Automattic, the company behind WordPress, has acquired Irish startup Polldaddy for an undisclosed sum. The purchase gives WordPress an infusion of polling technology and seems to be justified simply on the basis that bloggers love polls (we use PollDaddy here at TechCrunch for many of our posts).

There appears to be a plugin rollup strategy of sorts underway at the highly decentralized blogging startup, one that will result in the absorption of features into the WordPress codebase that are currently provided through extensions. Automattic recently purchased Intense Debate, a small TechStars startup working on an advanced commenting platform. Further back, it also acquired Buddy Press, a project for layering social networking features onto WordPress, in March and Gravatar, a universal avatar system, last Fall.

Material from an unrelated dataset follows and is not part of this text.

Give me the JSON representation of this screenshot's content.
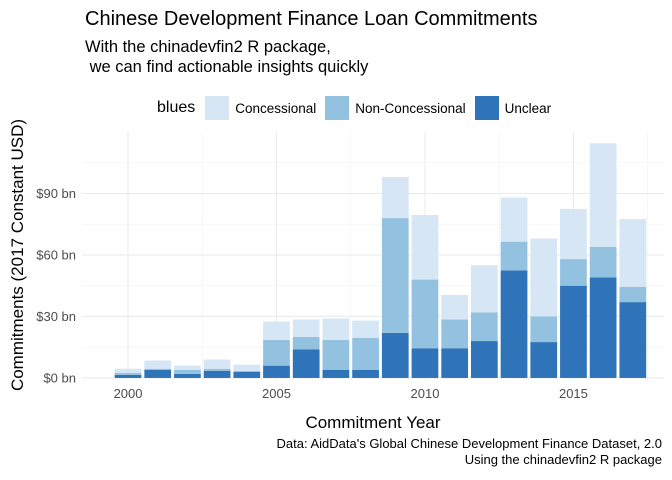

Like Intense Debate, Polldaddy doesn’t offer its technology to WordPress publishers alone – and it doesn’t plan to phase out its support for other platforms post-acquisition. But we can expect both companies’ efforts to be driven primarily towards improving WordPress – both the open source version offered at WordPress.org, but even more importantly the hosted version at WordPress.com (with which Automattic can actually make money). PollDaddy has already been baked into WordPress.com for its 4.4 million bloggers.

Given the economic concerns that many startups (domestic and global) have in these volatile times, I’m sure that both PollDaddy and Intense Debate are happy to have found a home within a larger and better funded startup. The fact that PollDaddy is based in Ireland shouldn’t have much impact on Automattic’s corporate structure. As CEO Toni Schneider explained at a recent Startup2Startup event, Automattic has no central office and all its employees work remotely from home, only to meet up a couple times per year as a company.